How the Darzi review will affect general practice

In the wake of the much anticipated review, Jonn Elledge looks at the changes that will occur and how they affect GPs.

Polyclinics, it seems, were a red herring. For months now, practices have been bracing themselves for the Darzi review and the radical reorganisation of general practice it would mean. In the event, though, last week's report didn't use the 'P' word once.

Nonetheless, the report could still have a big impact on GP finances. And it seems to point the way towards new contract negotiations. If this year's theme was access, next year looks like it will be all about MPIG.

Funding systems
The report's key mantra is patient choice. In theory, patients can already choose their GP, of course, but in reality many practices just don't have the capacity to take on new patients.

And because 90 per cent of practices rely on the MPIG, funding for new patients can be worth as little as half of that for existing patients. In other words, MPIG means practices have little incentive to grow their lists.

The review makes clear the government wants to change all that. It promises 'a fairer funding system, ensuring better rewards for GPs who provide accessible and high quality services'. That means the MPIG is going to go, says National Association of Primary Care chairman Dr James Kingsland. 'It's not if any more, it's when and how.'

To be fair, few defend the MPIG, or the 'unfair' way it distributes funding. And GPC policy is that it should be phased out. But it wants to see this happen through the 'rising tide' of increased funding for general practice as a whole.

If the MPIG were simply removed without time to adjust, they argue, practices that rely on it would face a catastrophic loss of funding.

Battle over MPIG phase-out
What's more, the GPC is confident it has the law on its side. GPC chairman Dr Laurence Buckman points out that letters which accompanied the original contract promised that the MPIG would remain 'in perpetuity until it is no longer needed'.

On this basis, any attempt by the government to remove it would effectively be in breach of the contract.

The result of all this is that next year's negotiations look set to see a pitched battle over when and how the MPIG will be phased out.

Prevention better than cure
The MPIG isn't the only thing likely to be on the table next spring, however.
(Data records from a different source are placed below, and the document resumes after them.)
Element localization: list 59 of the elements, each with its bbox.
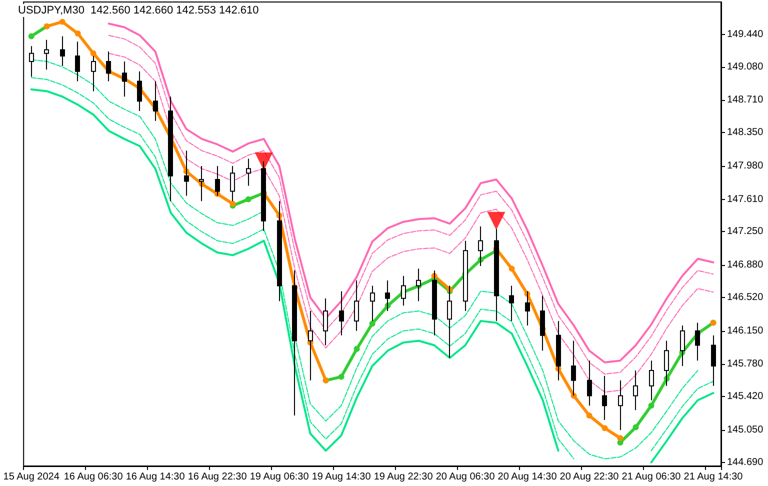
y-tick-label: 149.440 — [727, 28, 764, 40]
candlestick — [339, 290, 344, 336]
candlestick — [29, 46, 34, 78]
x-tick-label: 20 Aug 06:30 — [436, 472, 496, 482]
y-tick-label: 145.050 — [727, 424, 764, 436]
point — [338, 374, 344, 380]
y-tick-label: 148.350 — [727, 127, 764, 138]
x-tick-label: 19 Aug 14:30 — [312, 472, 372, 482]
chart-title: USDJPY,M30 142.560 142.660 142.553 142.610 — [18, 4, 259, 16]
point — [617, 435, 624, 442]
point — [74, 30, 81, 37]
y-tick-label: 146.150 — [727, 325, 764, 336]
y-tick-label: 146.880 — [727, 260, 764, 271]
candlestick — [509, 285, 514, 322]
candlestick — [618, 380, 623, 430]
candlestick — [60, 36, 65, 66]
point — [632, 424, 639, 430]
x-tick-label: 16 Aug 06:30 — [64, 472, 124, 482]
y-tick-label: 148.710 — [727, 94, 764, 106]
y-tick-label: 147.980 — [727, 160, 764, 172]
point — [245, 196, 252, 202]
x-tick-label: 16 Aug 14:30 — [126, 472, 186, 482]
x-tick-label: 19 Aug 06:30 — [250, 472, 310, 482]
point — [59, 18, 66, 25]
point — [602, 425, 608, 432]
y-tick-label: 149.080 — [727, 61, 764, 72]
x-tick-label: 15 Aug 2024 — [3, 472, 60, 482]
candlestick — [711, 334, 716, 386]
x-tick-label: 20 Aug 14:30 — [498, 472, 558, 482]
candlestick — [602, 375, 607, 421]
y-tick-label: 146.520 — [727, 292, 764, 304]
point — [508, 266, 515, 272]
candlestick — [649, 360, 654, 401]
candlestick — [261, 160, 266, 232]
x-tick-label: 21 Aug 06:30 — [622, 472, 682, 482]
point — [90, 50, 96, 56]
candlestick — [587, 360, 592, 406]
candlestick — [633, 370, 638, 411]
point — [369, 320, 376, 327]
x-tick-label: 21 Aug 14:30 — [684, 472, 744, 482]
candlestick — [323, 298, 328, 346]
candlestick — [44, 39, 49, 70]
point — [487, 212, 506, 230]
x-tick-label: 16 Aug 22:30 — [188, 472, 248, 482]
point — [254, 152, 273, 170]
point — [586, 412, 592, 419]
point — [28, 33, 34, 40]
x-tick-label: 20 Aug 22:30 — [560, 472, 620, 482]
y-tick-label: 145.780 — [727, 358, 764, 370]
candlestick — [246, 158, 251, 186]
y-tick-label: 147.250 — [727, 226, 764, 238]
y-tick-label: 145.420 — [727, 391, 764, 402]
y-tick-label: 147.610 — [727, 194, 764, 205]
candlestick — [75, 41, 80, 82]
point — [354, 346, 360, 352]
candlestick — [354, 280, 359, 332]
y-tick-label: 144.690 — [727, 456, 764, 468]
x-tick-label: 19 Aug 22:30 — [374, 472, 434, 482]
point — [648, 402, 654, 409]
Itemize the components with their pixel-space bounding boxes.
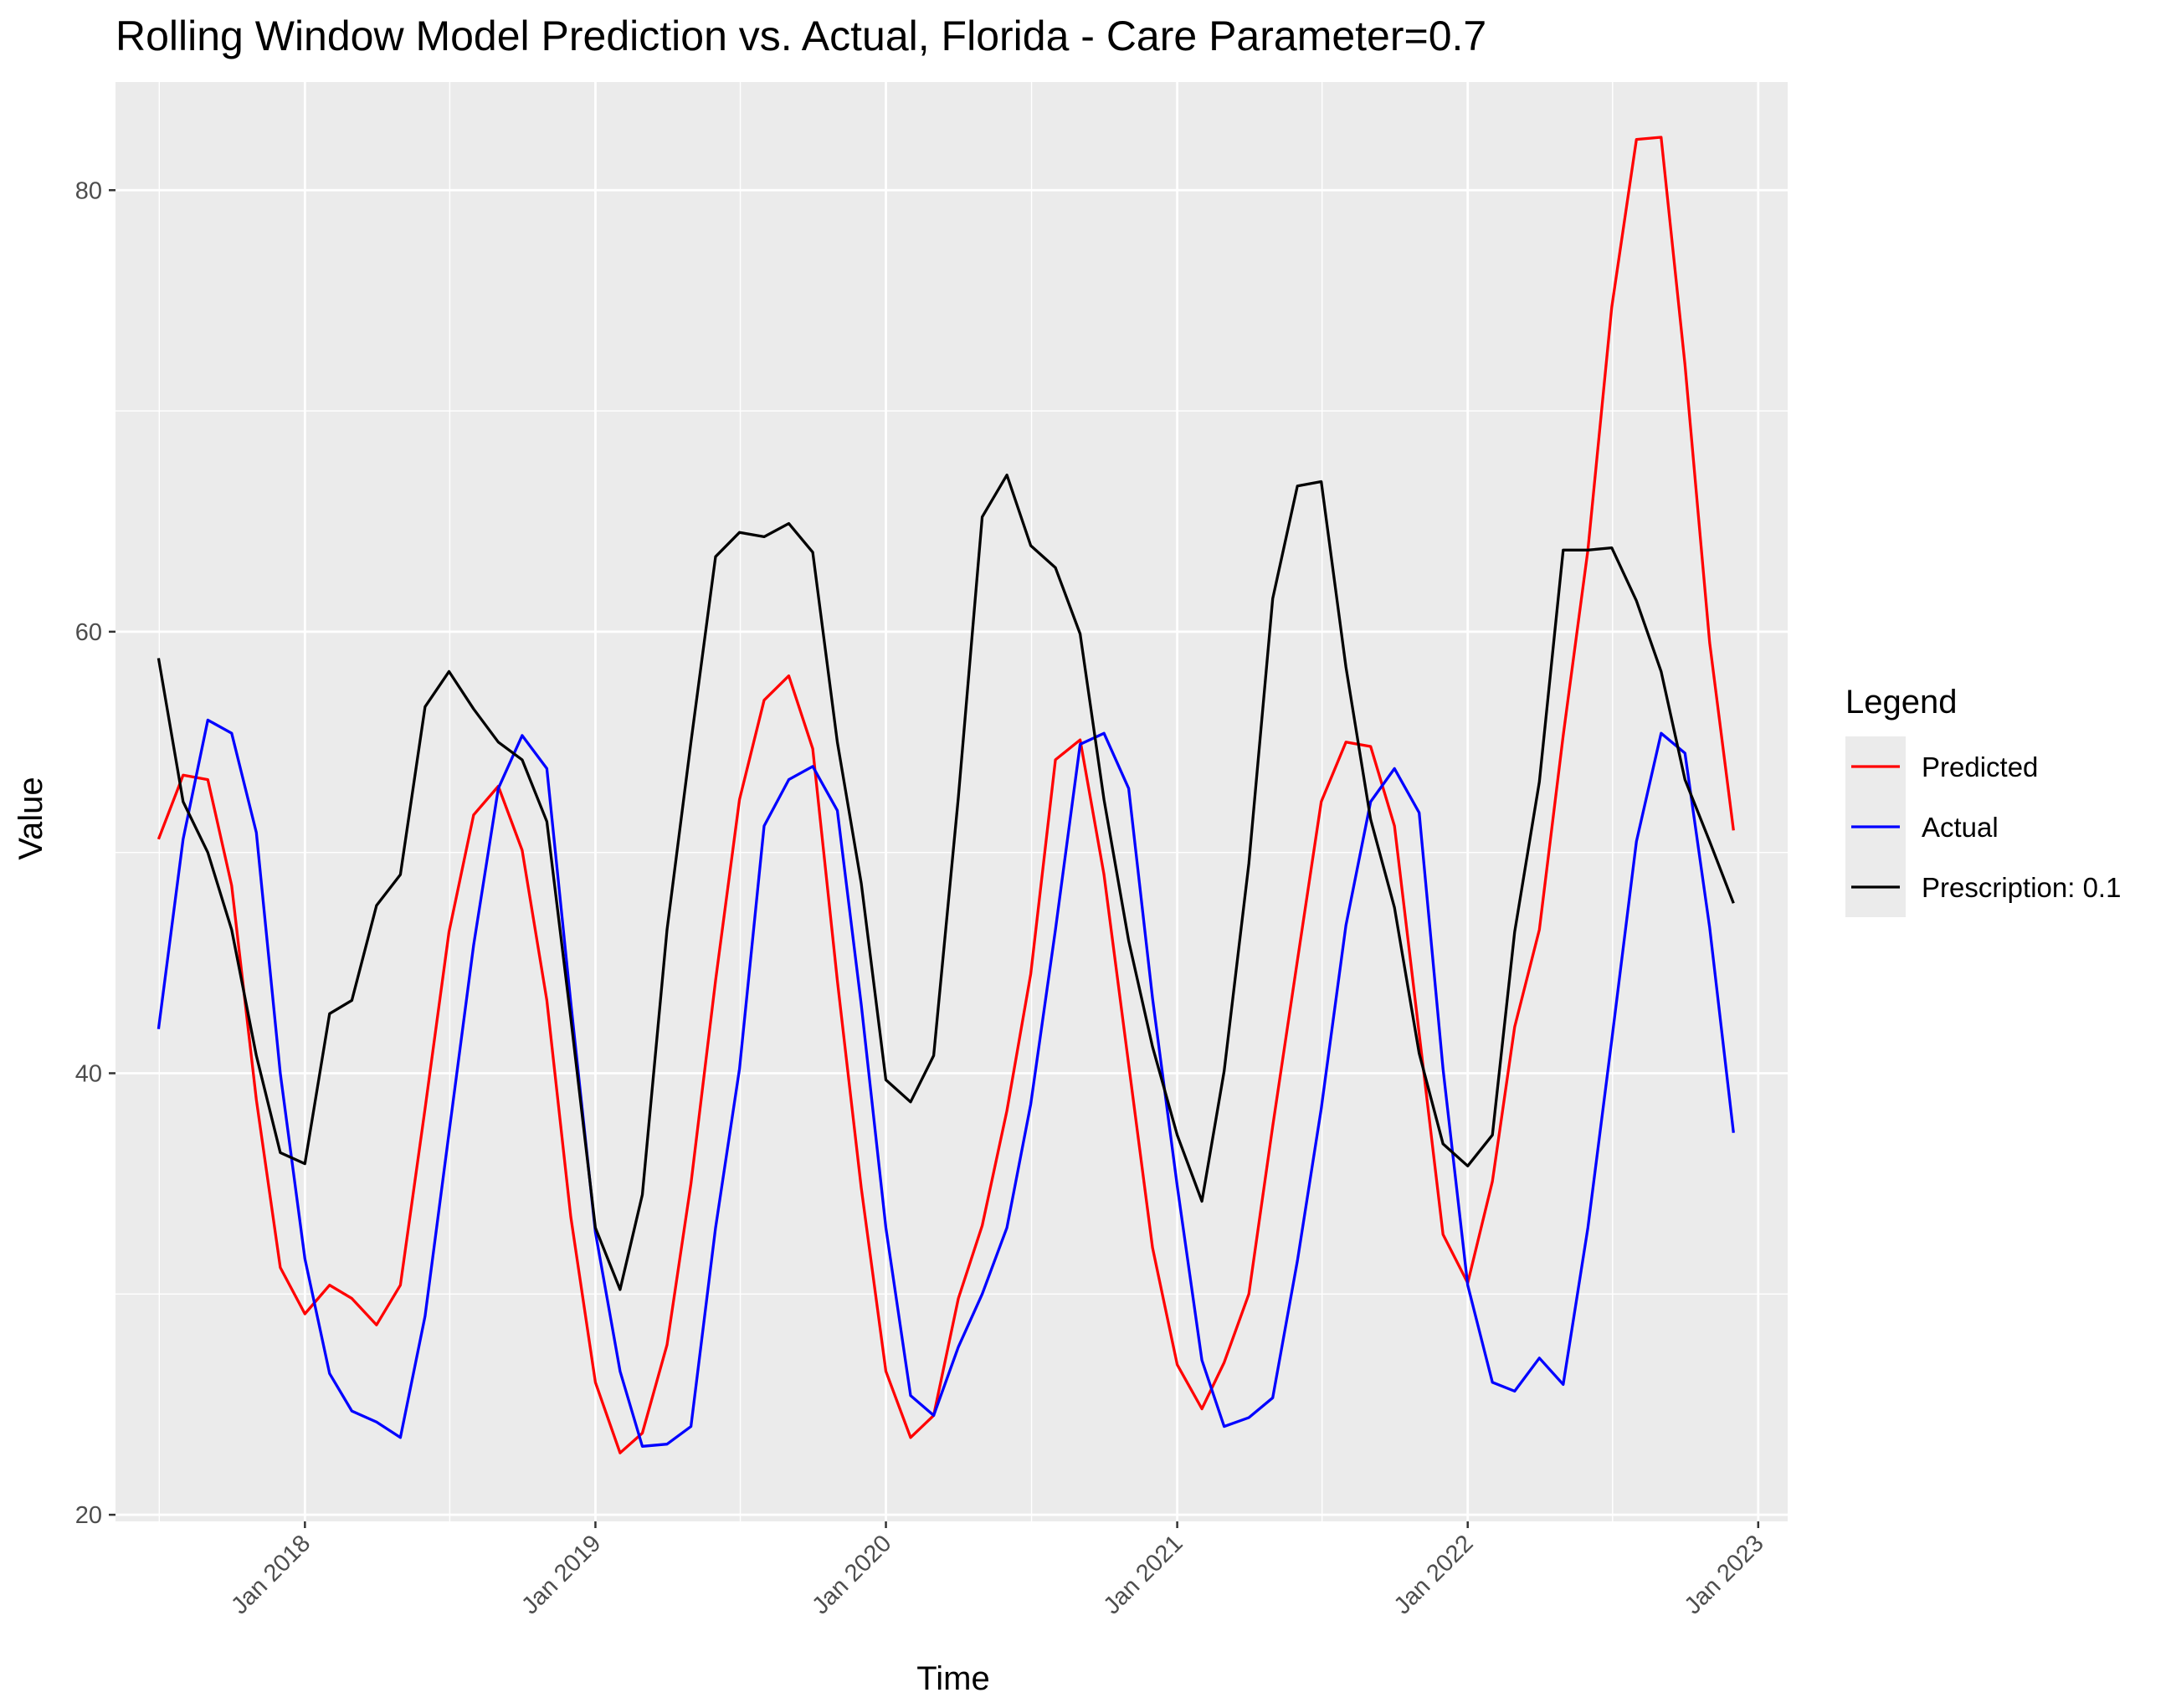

Another of Lord Darzi's themes is shifting the health service from care to prevention.

To that end, each PCT will be asked to commission 'well-being and prevention services', while more joined up services across health and social care are promised to tackle conditions such as diabetes.

It'll also mean more quality framework funding will be directed from administrative processes to services that prevent illness: the DoH's national primary care director Dr David Colin-Thome says the DoH hopes to triple the share of points spent on prevention, from 5 per cent to 15 per cent.

Changes need funding
The government is also targeting the complex formula that links quality funding to disease prevalence. Because many practice costs are fixed, the variation in funding it creates was 'damped down', by square-rooting the figures and rounding the practices with the lowest prevalence up.

Now, says Dr Colin-Thome, the government wants to remove these damping mechanisms because they 'work against getting money to where it's needed'.

Here, too, says Dr Buckman, there's 'universal agreement' that the formula needs rethinking. But any change that isn't accompanied by a funding increase will create losers - and a cut in income will mean a cut in services.

With public finances getting squeezed, the government seems unlikely to willingly offer the kind of funding increase that would enable these changes to happen without any practices losing cash.

The removal of the MPIG, in particular, is likely to mean losers. 'I don't see how you can do it so that no one is disadvantaged,' warns Dr Kingsland. NHS Employers and the GPC have a lot to talk about.

jonn.elledge@haymarket.com

Lord Darzi's vision in numbers

Practice lists - 50%
The proportion of PCTs where some practices have open-but-full lists. The government says that this works against patient choice, and wants to encourage greater competition between practices for patients.

MPIG - 90%
Proportion of practices whose incomes are subject to MPIG. The government wants to scrap the guarantee, so that practices receive equal funding for new patients, and have an incentive to grow their list.

Quality framework - 15%
Proportion of quality points the government wants to dedicate to preventive medicine, up from 5 per cent today. It also wants to remove the 'damping down' mechanisms from the prevalence formula.

Training - 50%
Minimum proportion of doctors entering specialist training in each region that should be GPs, according to the new Workforce Strategy. The government wants to expand GP training programmes from 2009.

Clinical outcomes - 100%
Proportion of NHS providers required to publish 'quality accounts' detailing safety and clinical outcomes. Details of practice hours and services will also be published on the NHS Choices website.